Martina, who dismissed the so-called Conformity Gate conspiracy theory around a rumored secret extra episode as "bizarre," also shrugged off the idea of Matt and Ross Duffer using ChatGPT for their scripts after some fans claimed to see a tab open for the AI chatbot in the background of a shot in the documentary.
Asked whether she ever witnessed the brothers using the platform in an unethical way in the writers’ room, she told The Hollywood Reporter that she did not, explaining that what she observed was a collaborative creative process rather than reliance on artificial intelligence. "No, of course not. I witnessed creative exchanges. I witnessed conversations. People think the writers’ room means people are sitting there writing. No, it’s a creative exchange. It’s story development. And, of course, you go places in your creative mind, and then you come back to the script."

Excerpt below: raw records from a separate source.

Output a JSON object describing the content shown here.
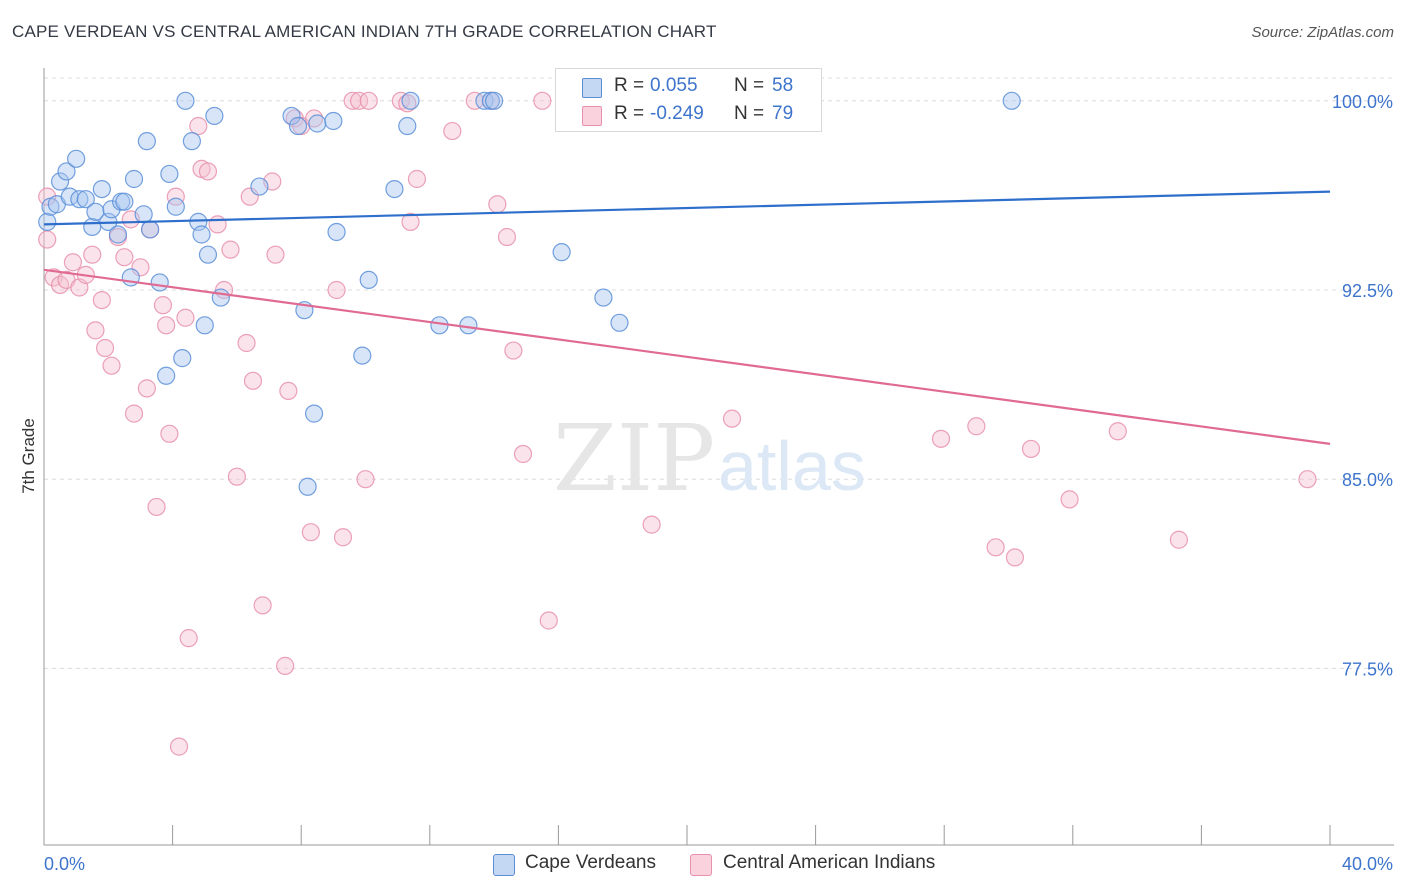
{
  "title": "CAPE VERDEAN VS CENTRAL AMERICAN INDIAN 7TH GRADE CORRELATION CHART",
  "source": "Source: ZipAtlas.com",
  "watermark": {
    "zip": "ZIP",
    "atlas": "atlas"
  },
  "legend_top": {
    "rows": [
      {
        "r_label": "R =",
        "r_value": "0.055",
        "n_label": "N =",
        "n_value": "58"
      },
      {
        "r_label": "R =",
        "r_value": "-0.249",
        "n_label": "N =",
        "n_value": "79"
      }
    ]
  },
  "colors": {
    "blue_fill": "#a9c6ef",
    "blue_stroke": "#5a8fd8",
    "blue_line": "#2f6fcc",
    "pink_fill": "#f5c0d0",
    "pink_stroke": "#e791ad",
    "pink_line": "#e06a92",
    "tick_label": "#3e74cc",
    "grid": "#dcdcdc"
  },
  "chart_data": {
    "type": "scatter",
    "title": "CAPE VERDEAN VS CENTRAL AMERICAN INDIAN 7TH GRADE CORRELATION CHART",
    "xlabel": "",
    "ylabel": "7th Grade",
    "xlim": [
      0,
      40
    ],
    "ylim": [
      70.5,
      101.3
    ],
    "x_tick_labels": [
      "0.0%",
      "40.0%"
    ],
    "y_ticks": [
      77.5,
      85.0,
      92.5,
      100.0
    ],
    "y_tick_labels": [
      "77.5%",
      "85.0%",
      "92.5%",
      "100.0%"
    ],
    "grid": "horizontal dashed",
    "legend_position": "bottom-center",
    "series": [
      {
        "name": "Cape Verdeans",
        "r": 0.055,
        "n": 58,
        "trend": {
          "x0": 0,
          "y0": 95.1,
          "x1": 40,
          "y1": 96.4
        },
        "points": [
          [
            0.1,
            95.2
          ],
          [
            0.2,
            95.8
          ],
          [
            0.4,
            95.9
          ],
          [
            0.5,
            96.8
          ],
          [
            0.7,
            97.2
          ],
          [
            0.8,
            96.2
          ],
          [
            1.0,
            97.7
          ],
          [
            1.1,
            96.1
          ],
          [
            1.3,
            96.1
          ],
          [
            1.5,
            95.0
          ],
          [
            1.6,
            95.6
          ],
          [
            1.8,
            96.5
          ],
          [
            2.0,
            95.2
          ],
          [
            2.1,
            95.7
          ],
          [
            2.3,
            94.7
          ],
          [
            2.4,
            96.0
          ],
          [
            2.5,
            96.0
          ],
          [
            2.7,
            93.0
          ],
          [
            2.8,
            96.9
          ],
          [
            3.1,
            95.5
          ],
          [
            3.2,
            98.4
          ],
          [
            3.3,
            94.9
          ],
          [
            3.6,
            92.8
          ],
          [
            3.8,
            89.1
          ],
          [
            3.9,
            97.1
          ],
          [
            4.1,
            95.8
          ],
          [
            4.3,
            89.8
          ],
          [
            4.4,
            100.0
          ],
          [
            4.6,
            98.4
          ],
          [
            4.8,
            95.2
          ],
          [
            4.9,
            94.7
          ],
          [
            5.0,
            91.1
          ],
          [
            5.1,
            93.9
          ],
          [
            5.3,
            99.4
          ],
          [
            5.5,
            92.2
          ],
          [
            6.7,
            96.6
          ],
          [
            7.7,
            99.4
          ],
          [
            7.9,
            99.0
          ],
          [
            8.1,
            91.7
          ],
          [
            8.2,
            84.7
          ],
          [
            8.4,
            87.6
          ],
          [
            8.5,
            99.1
          ],
          [
            9.0,
            99.2
          ],
          [
            9.1,
            94.8
          ],
          [
            9.9,
            89.9
          ],
          [
            10.1,
            92.9
          ],
          [
            10.9,
            96.5
          ],
          [
            11.3,
            99.0
          ],
          [
            11.4,
            100.0
          ],
          [
            12.3,
            91.1
          ],
          [
            13.2,
            91.1
          ],
          [
            13.7,
            100.0
          ],
          [
            13.9,
            100.0
          ],
          [
            14.0,
            100.0
          ],
          [
            16.1,
            94.0
          ],
          [
            17.4,
            92.2
          ],
          [
            17.9,
            91.2
          ],
          [
            30.1,
            100.0
          ]
        ]
      },
      {
        "name": "Central American Indians",
        "r": -0.249,
        "n": 79,
        "trend": {
          "x0": 0,
          "y0": 93.3,
          "x1": 40,
          "y1": 86.4
        },
        "points": [
          [
            0.1,
            96.2
          ],
          [
            0.1,
            94.5
          ],
          [
            0.3,
            93.0
          ],
          [
            0.5,
            92.7
          ],
          [
            0.7,
            92.9
          ],
          [
            0.9,
            93.6
          ],
          [
            1.1,
            92.6
          ],
          [
            1.3,
            93.1
          ],
          [
            1.5,
            93.9
          ],
          [
            1.6,
            90.9
          ],
          [
            1.8,
            92.1
          ],
          [
            1.9,
            90.2
          ],
          [
            2.1,
            89.5
          ],
          [
            2.3,
            94.6
          ],
          [
            2.5,
            93.8
          ],
          [
            2.7,
            95.3
          ],
          [
            2.8,
            87.6
          ],
          [
            3.0,
            93.4
          ],
          [
            3.2,
            88.6
          ],
          [
            3.3,
            94.9
          ],
          [
            3.5,
            83.9
          ],
          [
            3.7,
            91.9
          ],
          [
            3.8,
            91.1
          ],
          [
            3.9,
            86.8
          ],
          [
            4.1,
            96.2
          ],
          [
            4.2,
            74.4
          ],
          [
            4.4,
            91.4
          ],
          [
            4.5,
            78.7
          ],
          [
            4.8,
            99.0
          ],
          [
            4.9,
            97.3
          ],
          [
            5.1,
            97.2
          ],
          [
            5.4,
            95.1
          ],
          [
            5.6,
            92.5
          ],
          [
            5.8,
            94.1
          ],
          [
            6.0,
            85.1
          ],
          [
            6.3,
            90.4
          ],
          [
            6.4,
            96.2
          ],
          [
            6.5,
            88.9
          ],
          [
            6.8,
            80.0
          ],
          [
            7.1,
            96.8
          ],
          [
            7.2,
            93.9
          ],
          [
            7.5,
            77.6
          ],
          [
            7.6,
            88.5
          ],
          [
            7.8,
            99.3
          ],
          [
            8.0,
            99.0
          ],
          [
            8.3,
            82.9
          ],
          [
            8.4,
            99.3
          ],
          [
            9.1,
            92.5
          ],
          [
            9.3,
            82.7
          ],
          [
            9.6,
            100.0
          ],
          [
            9.8,
            100.0
          ],
          [
            10.0,
            85.0
          ],
          [
            10.1,
            100.0
          ],
          [
            11.1,
            100.0
          ],
          [
            11.3,
            99.9
          ],
          [
            11.4,
            95.2
          ],
          [
            11.6,
            96.9
          ],
          [
            12.7,
            98.8
          ],
          [
            13.4,
            100.0
          ],
          [
            13.9,
            100.0
          ],
          [
            14.1,
            95.9
          ],
          [
            14.4,
            94.6
          ],
          [
            14.6,
            90.1
          ],
          [
            14.9,
            86.0
          ],
          [
            15.5,
            100.0
          ],
          [
            15.7,
            79.4
          ],
          [
            17.7,
            100.0
          ],
          [
            18.9,
            83.2
          ],
          [
            20.2,
            100.0
          ],
          [
            21.4,
            87.4
          ],
          [
            27.9,
            86.6
          ],
          [
            29.0,
            87.1
          ],
          [
            29.6,
            82.3
          ],
          [
            30.2,
            81.9
          ],
          [
            30.7,
            86.2
          ],
          [
            31.9,
            84.2
          ],
          [
            33.4,
            86.9
          ],
          [
            35.3,
            82.6
          ],
          [
            39.3,
            85.0
          ]
        ]
      }
    ]
  },
  "legend_bottom": {
    "items": [
      "Cape Verdeans",
      "Central American Indians"
    ]
  }
}
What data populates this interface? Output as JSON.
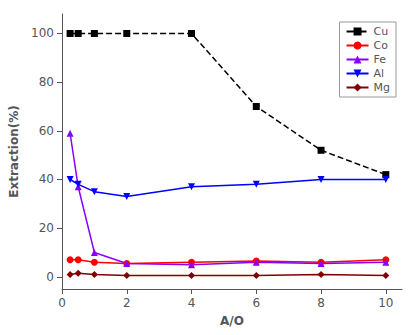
{
  "chart_data": {
    "type": "line",
    "xlabel": "A/O",
    "ylabel": "Extraction(%)",
    "x": [
      0.25,
      0.5,
      1,
      2,
      4,
      6,
      8,
      10
    ],
    "series": [
      {
        "name": "Cu",
        "color": "#000000",
        "marker": "square",
        "line_style": "dashed",
        "values": [
          100,
          100,
          100,
          100,
          100,
          70,
          52,
          42
        ]
      },
      {
        "name": "Co",
        "color": "#ff0000",
        "marker": "circle",
        "line_style": "solid",
        "values": [
          7,
          7,
          6,
          5.5,
          6,
          6.5,
          6,
          7
        ]
      },
      {
        "name": "Fe",
        "color": "#8800ff",
        "marker": "triangle-up",
        "line_style": "solid",
        "values": [
          59,
          37,
          10,
          5.5,
          5,
          6,
          5.5,
          6
        ]
      },
      {
        "name": "Al",
        "color": "#0000ff",
        "marker": "triangle-down",
        "line_style": "solid",
        "values": [
          40,
          38,
          35,
          33,
          37,
          38,
          40,
          40
        ]
      },
      {
        "name": "Mg",
        "color": "#800000",
        "marker": "diamond",
        "line_style": "solid",
        "values": [
          1,
          1.5,
          1,
          0.5,
          0.5,
          0.5,
          1,
          0.5
        ]
      }
    ],
    "xlim": [
      0,
      10.5
    ],
    "ylim": [
      -5,
      108
    ],
    "xticks": [
      0,
      2,
      4,
      6,
      8,
      10
    ],
    "yticks": [
      0,
      20,
      40,
      60,
      80,
      100
    ],
    "legend": "upper right",
    "grid": false
  }
}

Martina was also questioned about scenes in the documentary that appear to show Netflix growing impatient over the amount of time the Duffers were taking to finalize scripts for the final season. She insisted the split release schedule was always planned and had nothing to do with delays in writing, adding that moments like that are common on sets of this scale.
"It’s so hard to take that out of context, because again, on every film set, you have that situation where you’re waiting for the script, you’re rewriting the script. It happens all the time," she said, noting that the biggest pressure point on any production is time, which directly translates into money. "There’s this constant pressure point of, like, are we going to make the day, are we going to get it done."
"This is not a fiction film where you’re like, well, let’s see when we’re going to be done, and then we’re going to find the festival. They had their air date. So that’s a whole different pressure, right. Because you really have no wiggle room. So it wasn’t that Netflix was particularly pressuring them. It happens all the time."
She added that the pressure was heightened by the fact that Stranger Things was working toward a fixed release window rather than an open-ended festival debut, explaining that the show’s scale and schedule left little room for flexibility.